Reputation: 325
I am looking for suggestions, I would like to share my Jupyter Notebook/Lab analysis with not technical people inside my organisation, ideally I would like to share only the output and not the code, for example through Voila. I am also planning to update the analysis daily, therefore I would like to avoid updating manually the code. I read few articles about JupyterHub and Dockerand they seem the best direction, do you have any other ideas?
Upvotes: 4
Views: 1082
Reputation: 5849
The Mercury is an open-source tool that converts Jupyter Notebook into shareable web applications. You can add widgets to the notebook with YAML header. Widgets are connected with variables in the code, so no need to change the notebook itself. There is an show-code
parameter in the YAML that you can use to hide the code. To run notebook daily you can set schedule
parameter with crontab-like time interval definition for automatic execution.
The YAML header:
---
title: My notebook
description: Notebook with plot
show-code: False
params:
name:
input: text
label: What is your name?
value: Piotr
points:
input: slider
label: How many points?
value: 200
min: 10
max: 250
---
You can read more in the article how to share notebook with non-programmers.
The framework is created on top of the Django. It can be easily deployed on any machine with Python. The deployment to Heroku can be done with two commands, for other providers there is a docker-compose
available. You can check details in the docs.
Upvotes: 0
Reputation: 933
You should take a look at Curvenote it's aimed at exactly this problem and integrates directly with Jupyter.
You can use it's chrome extension to save versions of your notebooks, with outputs and then view nbviewer style renderings these in the Curvenote web app.

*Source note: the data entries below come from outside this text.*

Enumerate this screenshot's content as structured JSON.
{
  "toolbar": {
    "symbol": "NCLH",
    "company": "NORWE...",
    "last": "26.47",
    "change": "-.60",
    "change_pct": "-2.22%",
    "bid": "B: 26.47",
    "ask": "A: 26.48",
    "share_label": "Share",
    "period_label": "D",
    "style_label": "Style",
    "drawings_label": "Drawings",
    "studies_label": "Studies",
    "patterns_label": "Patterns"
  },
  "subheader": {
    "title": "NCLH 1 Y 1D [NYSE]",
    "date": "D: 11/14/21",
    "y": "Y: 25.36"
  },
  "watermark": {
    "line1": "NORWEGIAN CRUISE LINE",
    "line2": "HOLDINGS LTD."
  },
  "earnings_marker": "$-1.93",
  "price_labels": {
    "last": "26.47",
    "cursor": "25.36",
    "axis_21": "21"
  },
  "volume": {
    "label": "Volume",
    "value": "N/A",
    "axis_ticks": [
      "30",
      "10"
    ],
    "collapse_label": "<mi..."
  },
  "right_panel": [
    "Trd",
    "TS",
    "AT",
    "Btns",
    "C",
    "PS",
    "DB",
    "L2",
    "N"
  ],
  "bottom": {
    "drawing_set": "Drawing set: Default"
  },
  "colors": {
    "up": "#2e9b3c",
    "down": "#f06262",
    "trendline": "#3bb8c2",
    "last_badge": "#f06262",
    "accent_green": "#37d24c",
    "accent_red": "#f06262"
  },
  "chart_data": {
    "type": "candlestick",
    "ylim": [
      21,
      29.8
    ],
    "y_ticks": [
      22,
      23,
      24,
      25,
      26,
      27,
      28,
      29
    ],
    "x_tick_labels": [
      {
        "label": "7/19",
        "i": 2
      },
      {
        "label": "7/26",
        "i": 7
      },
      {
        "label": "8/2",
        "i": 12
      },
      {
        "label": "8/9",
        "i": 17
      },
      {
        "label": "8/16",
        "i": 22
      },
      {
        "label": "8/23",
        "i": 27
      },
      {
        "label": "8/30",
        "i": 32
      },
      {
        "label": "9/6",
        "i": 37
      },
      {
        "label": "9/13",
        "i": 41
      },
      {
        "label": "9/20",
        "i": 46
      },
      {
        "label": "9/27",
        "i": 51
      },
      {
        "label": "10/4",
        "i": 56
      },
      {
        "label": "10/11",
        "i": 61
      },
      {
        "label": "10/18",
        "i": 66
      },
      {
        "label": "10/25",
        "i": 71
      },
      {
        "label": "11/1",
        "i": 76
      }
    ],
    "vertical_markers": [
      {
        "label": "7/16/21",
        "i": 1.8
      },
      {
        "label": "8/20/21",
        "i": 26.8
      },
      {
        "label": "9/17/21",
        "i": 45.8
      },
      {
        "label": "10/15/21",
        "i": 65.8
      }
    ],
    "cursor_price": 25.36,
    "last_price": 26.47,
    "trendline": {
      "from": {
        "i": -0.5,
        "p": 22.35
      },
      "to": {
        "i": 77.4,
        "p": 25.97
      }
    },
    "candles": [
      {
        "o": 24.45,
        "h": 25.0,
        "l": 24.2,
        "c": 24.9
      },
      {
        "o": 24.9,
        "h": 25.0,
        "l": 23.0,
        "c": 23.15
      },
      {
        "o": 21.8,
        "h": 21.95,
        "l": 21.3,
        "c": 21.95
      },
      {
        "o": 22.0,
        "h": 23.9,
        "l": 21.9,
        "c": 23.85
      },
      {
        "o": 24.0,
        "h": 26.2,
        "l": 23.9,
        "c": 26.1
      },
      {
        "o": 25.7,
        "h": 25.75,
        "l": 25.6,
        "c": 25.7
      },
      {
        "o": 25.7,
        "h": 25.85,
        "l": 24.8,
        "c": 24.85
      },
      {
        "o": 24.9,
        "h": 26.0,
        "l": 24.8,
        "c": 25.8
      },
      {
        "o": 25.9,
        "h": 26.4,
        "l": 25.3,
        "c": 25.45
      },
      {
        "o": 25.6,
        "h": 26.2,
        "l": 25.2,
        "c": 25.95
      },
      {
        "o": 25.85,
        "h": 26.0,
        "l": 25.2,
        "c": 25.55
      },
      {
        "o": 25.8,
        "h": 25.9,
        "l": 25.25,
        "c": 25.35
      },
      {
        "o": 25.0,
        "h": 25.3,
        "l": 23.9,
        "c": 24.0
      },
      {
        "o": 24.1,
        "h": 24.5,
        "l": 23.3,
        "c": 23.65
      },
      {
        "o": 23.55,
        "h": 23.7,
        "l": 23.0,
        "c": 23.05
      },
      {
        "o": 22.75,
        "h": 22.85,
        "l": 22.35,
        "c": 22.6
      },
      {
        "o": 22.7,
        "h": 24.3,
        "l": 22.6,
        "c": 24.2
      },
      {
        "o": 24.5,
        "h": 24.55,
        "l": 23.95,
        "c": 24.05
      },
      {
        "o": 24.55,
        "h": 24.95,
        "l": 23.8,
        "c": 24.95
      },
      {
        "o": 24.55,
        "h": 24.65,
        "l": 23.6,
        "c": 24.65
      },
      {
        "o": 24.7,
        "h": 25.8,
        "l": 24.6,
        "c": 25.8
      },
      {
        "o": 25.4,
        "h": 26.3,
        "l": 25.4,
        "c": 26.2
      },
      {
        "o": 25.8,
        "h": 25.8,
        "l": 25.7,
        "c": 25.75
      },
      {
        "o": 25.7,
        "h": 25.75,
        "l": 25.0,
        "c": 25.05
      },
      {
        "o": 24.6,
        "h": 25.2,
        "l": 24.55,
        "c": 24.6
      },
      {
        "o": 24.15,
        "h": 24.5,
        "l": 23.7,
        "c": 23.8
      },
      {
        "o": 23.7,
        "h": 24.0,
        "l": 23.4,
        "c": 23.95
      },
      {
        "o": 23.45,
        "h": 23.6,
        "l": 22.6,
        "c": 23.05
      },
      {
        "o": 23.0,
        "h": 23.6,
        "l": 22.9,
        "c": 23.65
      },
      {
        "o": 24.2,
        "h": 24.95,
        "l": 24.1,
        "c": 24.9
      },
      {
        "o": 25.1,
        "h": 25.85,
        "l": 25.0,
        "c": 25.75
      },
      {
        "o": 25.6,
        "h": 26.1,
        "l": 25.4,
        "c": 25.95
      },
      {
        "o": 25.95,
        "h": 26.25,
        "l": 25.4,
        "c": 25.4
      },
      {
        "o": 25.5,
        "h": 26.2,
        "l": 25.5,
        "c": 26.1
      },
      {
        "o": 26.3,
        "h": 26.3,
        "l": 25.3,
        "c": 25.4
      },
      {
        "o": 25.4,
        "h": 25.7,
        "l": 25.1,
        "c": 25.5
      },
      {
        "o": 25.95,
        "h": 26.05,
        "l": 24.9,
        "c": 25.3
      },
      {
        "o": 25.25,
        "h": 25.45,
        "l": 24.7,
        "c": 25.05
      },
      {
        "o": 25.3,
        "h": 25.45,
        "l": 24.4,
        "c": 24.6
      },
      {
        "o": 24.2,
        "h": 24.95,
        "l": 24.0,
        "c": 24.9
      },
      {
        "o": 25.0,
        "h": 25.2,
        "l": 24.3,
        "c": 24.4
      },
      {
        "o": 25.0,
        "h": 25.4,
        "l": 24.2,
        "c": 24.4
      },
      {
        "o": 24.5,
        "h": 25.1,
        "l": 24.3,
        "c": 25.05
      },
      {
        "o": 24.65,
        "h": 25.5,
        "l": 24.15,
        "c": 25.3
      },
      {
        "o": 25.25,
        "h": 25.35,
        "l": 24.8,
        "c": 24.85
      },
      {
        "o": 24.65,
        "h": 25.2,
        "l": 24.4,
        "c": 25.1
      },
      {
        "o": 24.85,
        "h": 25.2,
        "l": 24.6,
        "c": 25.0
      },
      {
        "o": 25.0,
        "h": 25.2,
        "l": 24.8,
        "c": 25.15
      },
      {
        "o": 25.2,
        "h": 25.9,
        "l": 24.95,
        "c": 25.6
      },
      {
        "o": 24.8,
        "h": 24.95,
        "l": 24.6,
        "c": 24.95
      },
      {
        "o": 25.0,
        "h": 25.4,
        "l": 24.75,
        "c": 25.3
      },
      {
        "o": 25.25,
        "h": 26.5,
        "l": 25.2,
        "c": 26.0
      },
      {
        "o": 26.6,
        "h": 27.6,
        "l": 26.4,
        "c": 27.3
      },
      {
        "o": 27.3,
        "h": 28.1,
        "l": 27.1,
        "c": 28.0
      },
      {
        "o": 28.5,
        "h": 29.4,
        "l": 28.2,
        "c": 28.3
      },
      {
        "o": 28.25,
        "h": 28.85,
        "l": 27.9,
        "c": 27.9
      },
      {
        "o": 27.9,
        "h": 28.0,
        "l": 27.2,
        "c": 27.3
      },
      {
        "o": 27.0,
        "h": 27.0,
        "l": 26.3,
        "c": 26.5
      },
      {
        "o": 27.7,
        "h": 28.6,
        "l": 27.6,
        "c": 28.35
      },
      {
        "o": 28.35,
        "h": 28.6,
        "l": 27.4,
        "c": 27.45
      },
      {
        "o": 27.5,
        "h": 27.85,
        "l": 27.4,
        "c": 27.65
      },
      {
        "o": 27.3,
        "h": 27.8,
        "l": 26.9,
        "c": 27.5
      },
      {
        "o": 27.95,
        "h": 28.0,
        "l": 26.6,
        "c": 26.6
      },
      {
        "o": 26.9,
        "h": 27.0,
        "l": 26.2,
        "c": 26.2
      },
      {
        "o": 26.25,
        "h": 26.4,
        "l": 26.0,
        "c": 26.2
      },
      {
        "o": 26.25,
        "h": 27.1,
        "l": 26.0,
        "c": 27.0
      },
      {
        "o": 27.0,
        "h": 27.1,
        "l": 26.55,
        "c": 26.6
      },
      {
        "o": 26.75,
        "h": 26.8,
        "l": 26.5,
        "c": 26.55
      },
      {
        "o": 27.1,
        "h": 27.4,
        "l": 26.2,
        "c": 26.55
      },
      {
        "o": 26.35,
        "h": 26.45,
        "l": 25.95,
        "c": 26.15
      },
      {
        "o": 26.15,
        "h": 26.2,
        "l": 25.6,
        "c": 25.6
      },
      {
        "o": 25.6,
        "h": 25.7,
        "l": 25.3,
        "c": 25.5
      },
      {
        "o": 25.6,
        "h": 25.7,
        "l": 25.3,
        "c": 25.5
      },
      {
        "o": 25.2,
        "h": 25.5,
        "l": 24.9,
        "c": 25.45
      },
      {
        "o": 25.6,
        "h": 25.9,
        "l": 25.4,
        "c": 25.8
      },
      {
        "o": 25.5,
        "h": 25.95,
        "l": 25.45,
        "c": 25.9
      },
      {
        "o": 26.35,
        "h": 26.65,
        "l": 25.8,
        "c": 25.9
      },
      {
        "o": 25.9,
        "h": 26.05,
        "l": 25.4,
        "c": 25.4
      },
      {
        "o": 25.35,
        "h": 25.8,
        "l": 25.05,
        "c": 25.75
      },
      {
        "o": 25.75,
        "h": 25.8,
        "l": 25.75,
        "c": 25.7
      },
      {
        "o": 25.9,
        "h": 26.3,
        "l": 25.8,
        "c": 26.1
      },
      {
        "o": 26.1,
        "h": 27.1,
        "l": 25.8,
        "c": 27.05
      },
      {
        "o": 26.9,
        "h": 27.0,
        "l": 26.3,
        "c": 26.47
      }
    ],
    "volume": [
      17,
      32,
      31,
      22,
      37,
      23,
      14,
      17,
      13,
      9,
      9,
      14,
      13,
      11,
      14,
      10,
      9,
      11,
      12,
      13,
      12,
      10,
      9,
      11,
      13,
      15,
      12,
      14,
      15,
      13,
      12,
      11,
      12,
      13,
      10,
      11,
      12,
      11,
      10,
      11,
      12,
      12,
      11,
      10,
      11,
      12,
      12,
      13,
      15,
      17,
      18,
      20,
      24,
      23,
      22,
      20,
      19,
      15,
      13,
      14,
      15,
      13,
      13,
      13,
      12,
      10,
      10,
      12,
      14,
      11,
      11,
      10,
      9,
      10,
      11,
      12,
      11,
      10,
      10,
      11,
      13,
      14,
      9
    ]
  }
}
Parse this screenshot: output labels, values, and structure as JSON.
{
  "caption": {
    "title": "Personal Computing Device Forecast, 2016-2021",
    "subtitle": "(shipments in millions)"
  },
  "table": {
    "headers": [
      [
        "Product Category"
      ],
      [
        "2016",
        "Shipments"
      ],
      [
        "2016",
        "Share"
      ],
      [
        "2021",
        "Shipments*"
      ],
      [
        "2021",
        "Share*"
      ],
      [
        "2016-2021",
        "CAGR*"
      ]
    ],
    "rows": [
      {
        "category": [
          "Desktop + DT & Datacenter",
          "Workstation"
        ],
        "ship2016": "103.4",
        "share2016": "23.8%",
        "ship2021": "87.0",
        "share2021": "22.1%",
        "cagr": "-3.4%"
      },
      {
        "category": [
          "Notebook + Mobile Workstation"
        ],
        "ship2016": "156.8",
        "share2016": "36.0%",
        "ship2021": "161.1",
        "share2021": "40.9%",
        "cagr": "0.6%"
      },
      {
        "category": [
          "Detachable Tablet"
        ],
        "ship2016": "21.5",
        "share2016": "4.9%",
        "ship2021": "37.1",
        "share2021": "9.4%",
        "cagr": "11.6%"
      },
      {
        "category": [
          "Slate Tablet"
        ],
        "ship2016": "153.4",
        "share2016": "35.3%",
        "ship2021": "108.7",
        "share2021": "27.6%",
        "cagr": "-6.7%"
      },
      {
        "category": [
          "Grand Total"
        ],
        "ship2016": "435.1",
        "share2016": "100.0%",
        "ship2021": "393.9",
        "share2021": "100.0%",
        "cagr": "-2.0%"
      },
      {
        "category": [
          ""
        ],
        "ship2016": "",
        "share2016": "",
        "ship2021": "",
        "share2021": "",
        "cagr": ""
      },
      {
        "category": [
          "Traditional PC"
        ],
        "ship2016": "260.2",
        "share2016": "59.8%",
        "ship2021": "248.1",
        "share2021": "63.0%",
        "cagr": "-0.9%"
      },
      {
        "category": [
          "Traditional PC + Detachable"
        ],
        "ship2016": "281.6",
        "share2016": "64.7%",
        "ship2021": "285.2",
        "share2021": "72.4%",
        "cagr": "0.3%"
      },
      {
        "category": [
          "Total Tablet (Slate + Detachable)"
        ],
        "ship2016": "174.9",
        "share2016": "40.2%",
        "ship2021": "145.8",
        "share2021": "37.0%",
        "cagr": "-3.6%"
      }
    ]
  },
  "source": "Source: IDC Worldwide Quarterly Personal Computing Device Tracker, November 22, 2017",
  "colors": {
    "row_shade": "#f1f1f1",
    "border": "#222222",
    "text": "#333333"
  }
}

You then get a collaborative google doc style editor where you can include only the outputs, with supporting text/analysis if you need it, and share that.
The automation features for daily runs you'd be able to setup around Jupyter and Docker as you mention (Note not JupyterHub for your use case) and use the python library / cli to push updates to Curvenote.
Upvotes: 1
Reputation: 4324
Disclaimer: I'm a bit biased because I work at Deepnote.
We're building a tool to help you do that - check out https://deepnote.com
You can run the notebook there (or just upload it), and just share the link with the less technical people the same way you would do with Google Docs. They'll be able to immediately see any changes you make. You can also schedule it to re-run daily.
There's a way to hide the code (CMD/CTRL + P, then Hide code), and we're planning some more ways to present data soon.